Hacking Meta’s AI Chatbot
Hackers are convincing Meta’s AI support chatbot to let them take over other peoples’ accounts:
A video posted on X showed the step-by-step process to hack someone’s Instagram account. The hacker allegedly used a VPN to spoof the targets’ presumed location to avoid triggering Instagram’s automated account protections. Then, the hacker opened a chat with Meta AI Support Assistant and asked the bot to add a new email address to the target’s account. The chatbot can be seen sending a verification code to the email address provided by the hacker; the hacker then shares the verification code with the chatbot, which prompts the chatbot to show a button to “Reset Password.” The hacker enters a new password and takes over the victim’s account.
[…]
On Monday, Instagram spokesperson Andy Stone said in a reply to Wong’s post and others that the issue was now fixed. It’s unclear how many Instagram users had their accounts improperly accessed.
It’s not that easy. Probably this particular tactic is now blocked. But there are others, many others, and they cannot be blocked as a class. The real problem is that LLM chatbots are not trustworthy enough for this application.
Another news article.
Subscribe to comments on this entry
Clive Robinson • June 4, 2026 9:21 AM
@ Bruce, ALL,
To err is human but to really FUp takes a computer
Is an oldish expression that with DNN AI is getting a new lease of life.
As you note,
What works on humans, works on human mimics as well…

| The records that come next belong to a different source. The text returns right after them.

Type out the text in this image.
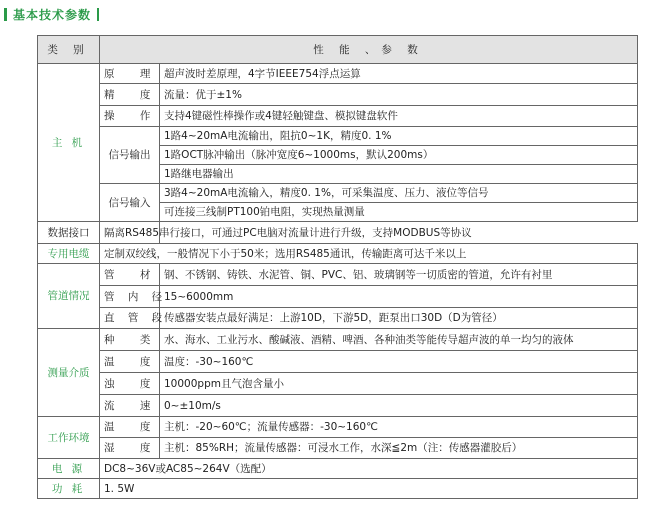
基本技术参数
类 别	性 能 、参 数	
主 机	原 理	超声波时差原理，4字节IEEE754浮点运算
	精 度	流量：优于±1%
	操 作	支持4键磁性棒操作或4键轻触键盘、模拟键盘软件
	信号输出	1路4~20mA电流输出，阻抗0~1K，精度0. 1%
		1路OCT脉冲输出（脉冲宽度6~1000ms，默认200ms）
		1路继电器输出
	信号输入	3路4~20mA电流输入，精度0. 1%，可采集温度、压力、液位等信号
		可连接三线制PT100铂电阻，实现热量测量
数据接口	隔离RS485串行接口，可通过PC电脑对流量计进行升级，支持MODBUS等协议	
专用电缆	定制双绞线，一般情况下小于50米；选用RS485通讯，传输距离可达千米以上	
管道情况	管 材	钢、不锈钢、铸铁、水泥管、铜、PVC、铝、玻璃钢等一切质密的管道，允许有衬里
	管 内 径	15~6000mm
	直 管 段	传感器安装点最好满足：上游10D，下游5D，距泵出口30D（D为管径）
测量介质	种 类	水、海水、工业污水、酸碱液、酒精、啤酒、各种油类等能传导超声波的单一均匀的液体
	温 度	温度：-30~160℃
	浊 度	10000ppm且气泡含量小
	流 速	0~±10m/s
工作环境	温 度	主机：-20~60℃；流量传感器：-30~160℃
	湿 度	主机：85%RH；流量传感器：可浸水工作，水深≦2m（注：传感器灌胶后）
电 源	DC8~36V或AC85~264V（选配）	
功 耗	1. 5W	
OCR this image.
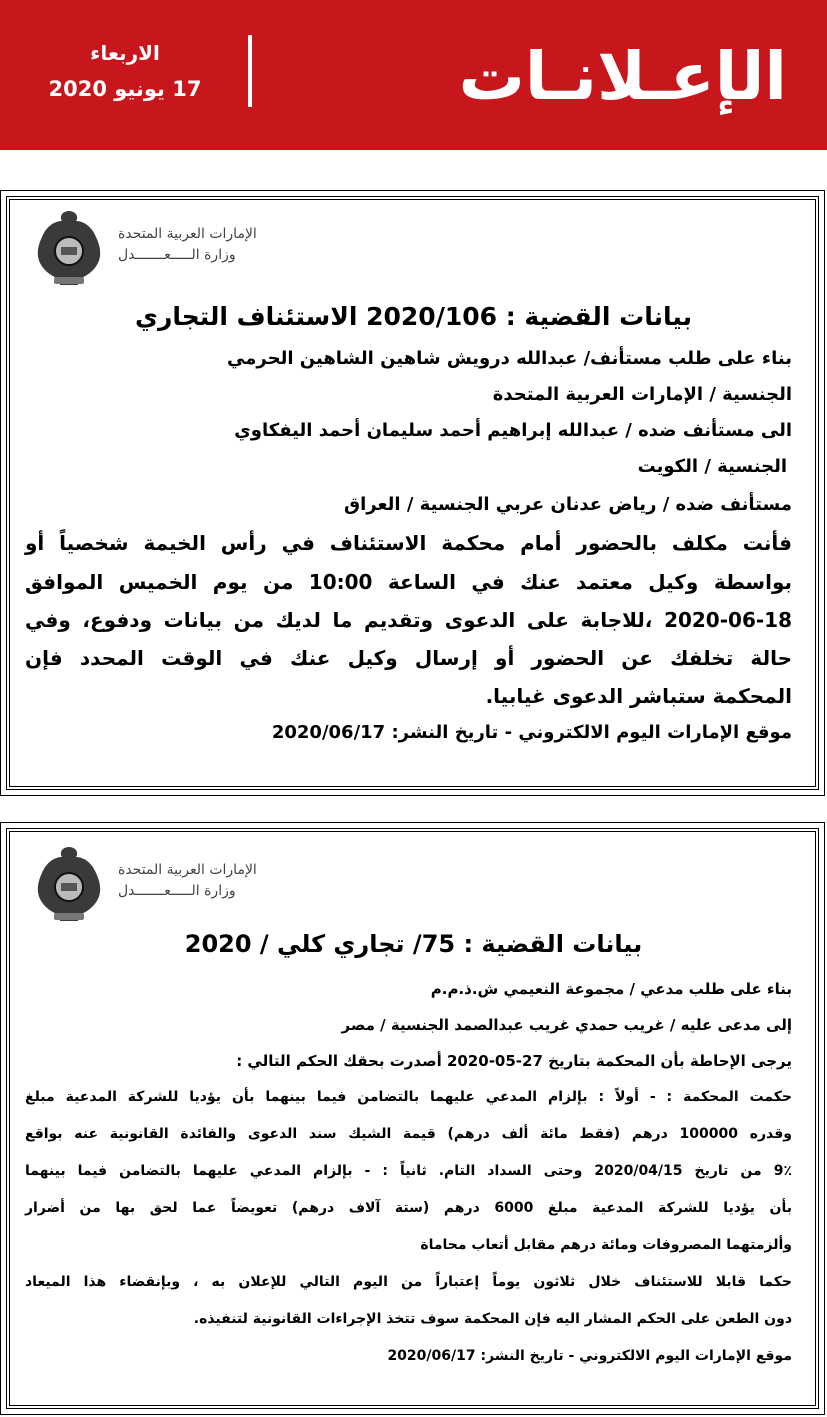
الإعـلانـات المبوبـــة
الاربعاء
17 يونيو 2020
الإمارات العربية المتحدة
وزارة الـــــعـــــــدل
بيانات القضية : 2020/106 الاستئناف التجاري
بناء على طلب مستأنف/ عبدالله درويش شاهين الشاهين الحرمي
الجنسية / الإمارات العربية المتحدة
الى مستأنف ضده / عبدالله إبراهيم أحمد سليمان أحمد اليفكاوي
الجنسية / الكويت
مستأنف ضده / رياض عدنان عربي الجنسية / العراق
فأنت مكلف بالحضور أمام محكمة الاستئناف في رأس الخيمة شخصياً أو
بواسطة وكيل معتمد عنك في الساعة 10:00 من يوم الخميس الموافق
2020-06-18 ،للاجابة على الدعوى وتقديم ما لديك من بيانات ودفوع، وفي
حالة تخلفك عن الحضور أو إرسال وكيل عنك في الوقت المحدد فإن
المحكمة ستباشر الدعوى غيابيا.
موقع الإمارات اليوم الالكتروني - تاريخ النشر: 2020/06/17
الإمارات العربية المتحدة
وزارة الـــــعـــــــدل
بيانات القضية : 75/ تجاري كلي / 2020
بناء على طلب مدعي / مجموعة النعيمي ش.ذ.م.م
إلى مدعى عليه / غريب حمدي غريب عبدالصمد الجنسية / مصر
يرجى الإحاطة بأن المحكمة بتاريخ 27-05-2020 أصدرت بحقك الحكم التالي :
حكمت المحكمة : - أولاً : بإلزام المدعي عليهما بالتضامن فيما بينهما بأن يؤديا للشركة المدعية مبلغ
وقدره 100000 درهم (فقط مائة ألف درهم) قيمة الشيك سند الدعوى والفائدة القانونية عنه بواقع
9٪ من تاريخ 2020/04/15 وحتى السداد التام. ثانياً : - بإلزام المدعي عليهما بالتضامن فيما بينهما
بأن يؤديا للشركة المدعية مبلغ 6000 درهم (ستة آلاف درهم) تعويضاً عما لحق بها من أضرار
وألزمتهما المصروفات ومائة درهم مقابل أتعاب محاماة
حكما قابلا للاستئناف خلال ثلاثون يوماً إعتباراً من اليوم التالي للإعلان به ، وبإنقضاء هذا الميعاد
دون الطعن على الحكم المشار اليه فإن المحكمة سوف تتخذ الإجراءات القانونية لتنفيذه.
موقع الإمارات اليوم الالكتروني - تاريخ النشر: 2020/06/17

But for different reasons.
However you also note,
It’s not “trustworthy” that is the issue, as that is an “observer mistake” of assuming or ascribing false beliefs about a machine having “human traits” (anthropomorphization).
The real issue is a consequence of,
“But there are other [tactics], many others, and they cannot be blocked as a class.”

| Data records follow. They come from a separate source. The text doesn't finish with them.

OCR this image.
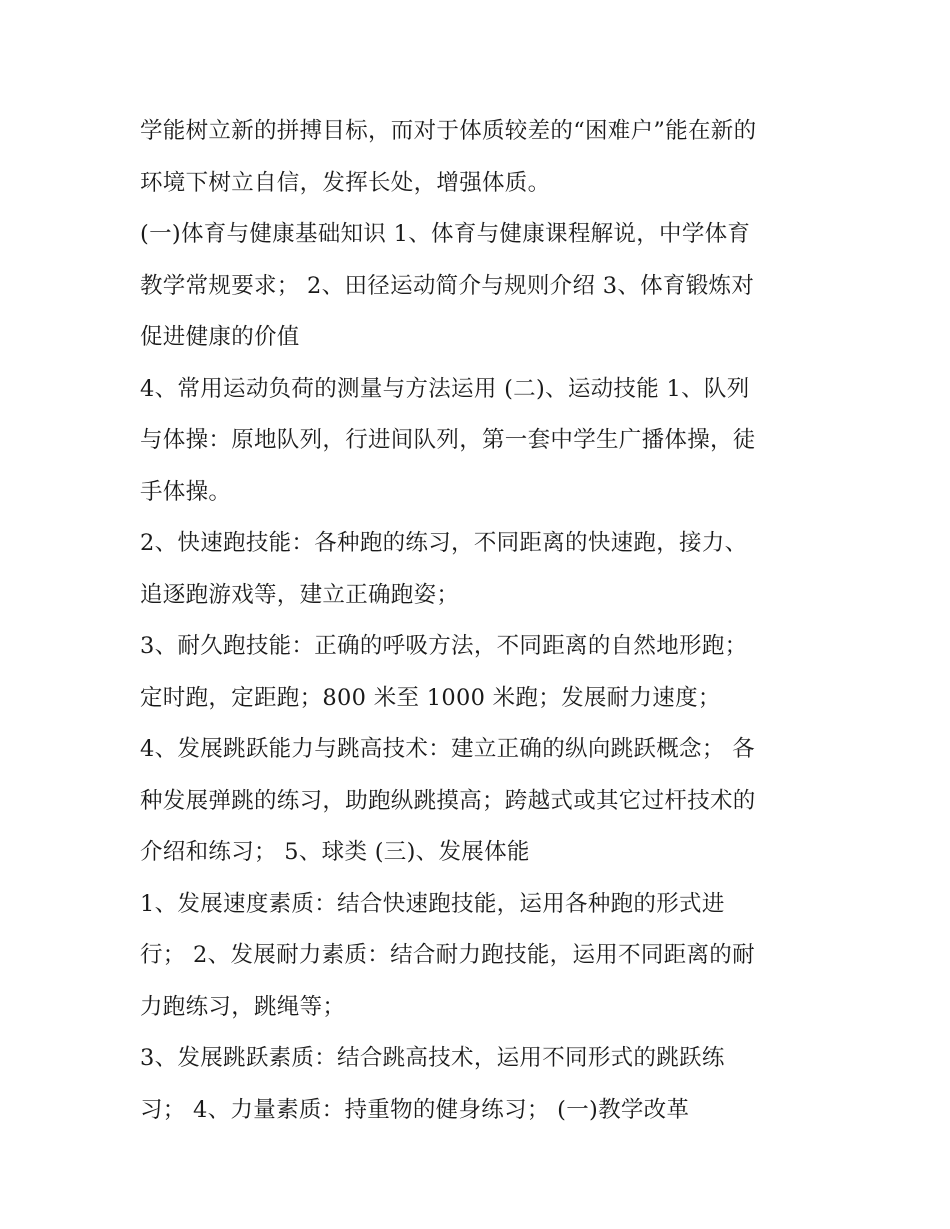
学能树立新的拼搏目标，而对于体质较差的“困难户”能在新的
环境下树立自信，发挥长处，增强体质。
(一)体育与健康基础知识 1、体育与健康课程解说，中学体育
教学常规要求； 2、田径运动简介与规则介绍 3、体育锻炼对
促进健康的价值
4、常用运动负荷的测量与方法运用 (二)、运动技能 1、队列
与体操：原地队列，行进间队列，第一套中学生广播体操，徒
手体操。
2、快速跑技能：各种跑的练习，不同距离的快速跑，接力、
追逐跑游戏等，建立正确跑姿；
3、耐久跑技能：正确的呼吸方法，不同距离的自然地形跑；
定时跑，定距跑；800 米至 1000 米跑；发展耐力速度；
4、发展跳跃能力与跳高技术：建立正确的纵向跳跃概念； 各
种发展弹跳的练习，助跑纵跳摸高；跨越式或其它过杆技术的
介绍和练习； 5、球类 (三)、发展体能
1、发展速度素质：结合快速跑技能，运用各种跑的形式进
行； 2、发展耐力素质：结合耐力跑技能，运用不同距离的耐
力跑练习，跳绳等；
3、发展跳跃素质：结合跳高技术，运用不同形式的跳跃练
习； 4、力量素质：持重物的健身练习； (一)教学改革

It’s not just one type of class it’s many classes depending on how you want to slice and dice the vulnerability attributes.
But more importantly as I’ve previously noted there is “proof” that such tactics can not be blocked.

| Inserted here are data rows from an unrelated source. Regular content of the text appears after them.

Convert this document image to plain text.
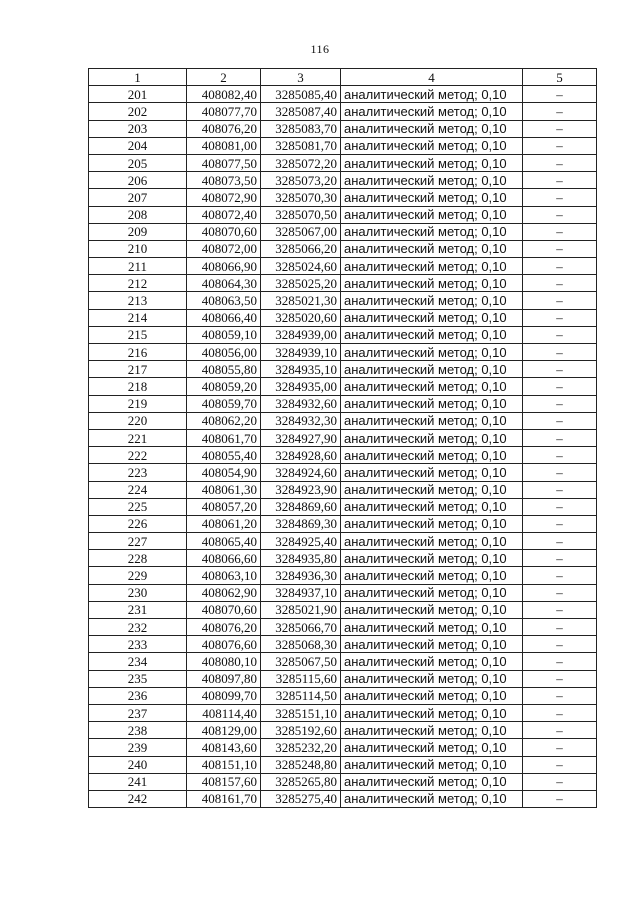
116
1	2	3	4	5
201	408082,40	3285085,40	аналитический метод; 0,10	–
202	408077,70	3285087,40	аналитический метод; 0,10	–
203	408076,20	3285083,70	аналитический метод; 0,10	–
204	408081,00	3285081,70	аналитический метод; 0,10	–
205	408077,50	3285072,20	аналитический метод; 0,10	–
206	408073,50	3285073,20	аналитический метод; 0,10	–
207	408072,90	3285070,30	аналитический метод; 0,10	–
208	408072,40	3285070,50	аналитический метод; 0,10	–
209	408070,60	3285067,00	аналитический метод; 0,10	–
210	408072,00	3285066,20	аналитический метод; 0,10	–
211	408066,90	3285024,60	аналитический метод; 0,10	–
212	408064,30	3285025,20	аналитический метод; 0,10	–
213	408063,50	3285021,30	аналитический метод; 0,10	–
214	408066,40	3285020,60	аналитический метод; 0,10	–
215	408059,10	3284939,00	аналитический метод; 0,10	–
216	408056,00	3284939,10	аналитический метод; 0,10	–
217	408055,80	3284935,10	аналитический метод; 0,10	–
218	408059,20	3284935,00	аналитический метод; 0,10	–
219	408059,70	3284932,60	аналитический метод; 0,10	–
220	408062,20	3284932,30	аналитический метод; 0,10	–
221	408061,70	3284927,90	аналитический метод; 0,10	–
222	408055,40	3284928,60	аналитический метод; 0,10	–
223	408054,90	3284924,60	аналитический метод; 0,10	–
224	408061,30	3284923,90	аналитический метод; 0,10	–
225	408057,20	3284869,60	аналитический метод; 0,10	–
226	408061,20	3284869,30	аналитический метод; 0,10	–
227	408065,40	3284925,40	аналитический метод; 0,10	–
228	408066,60	3284935,80	аналитический метод; 0,10	–
229	408063,10	3284936,30	аналитический метод; 0,10	–
230	408062,90	3284937,10	аналитический метод; 0,10	–
231	408070,60	3285021,90	аналитический метод; 0,10	–
232	408076,20	3285066,70	аналитический метод; 0,10	–
233	408076,60	3285068,30	аналитический метод; 0,10	–
234	408080,10	3285067,50	аналитический метод; 0,10	–
235	408097,80	3285115,60	аналитический метод; 0,10	–
236	408099,70	3285114,50	аналитический метод; 0,10	–
237	408114,40	3285151,10	аналитический метод; 0,10	–
238	408129,00	3285192,60	аналитический метод; 0,10	–
239	408143,60	3285232,20	аналитический метод; 0,10	–
240	408151,10	3285248,80	аналитический метод; 0,10	–
241	408157,60	3285265,80	аналитический метод; 0,10	–
242	408161,70	3285275,40	аналитический метод; 0,10	–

Whilst some of the maths proof is fairly simple (a variation on the Cantor Diagonal Argument) it is easier to think it through logically.
Let’s assume you have a guardrail system to try to recognise / catch such tactics, to do so the guardrail system has to be as, if not more powerful, than the LLM as it has to be able to have not just seen the tactic before in one instantiation, it has to see all possible instantiations of the same tactic including those that are new.
Is that possible?
Well aside from the issue of there are not enough resources. There is the issue of even simple keyed obfuscation or encryption.
If the tactic instance is encrypted in some way, and the guardrail does not have the key but the LLM does, then it’s game over for the guardrail system.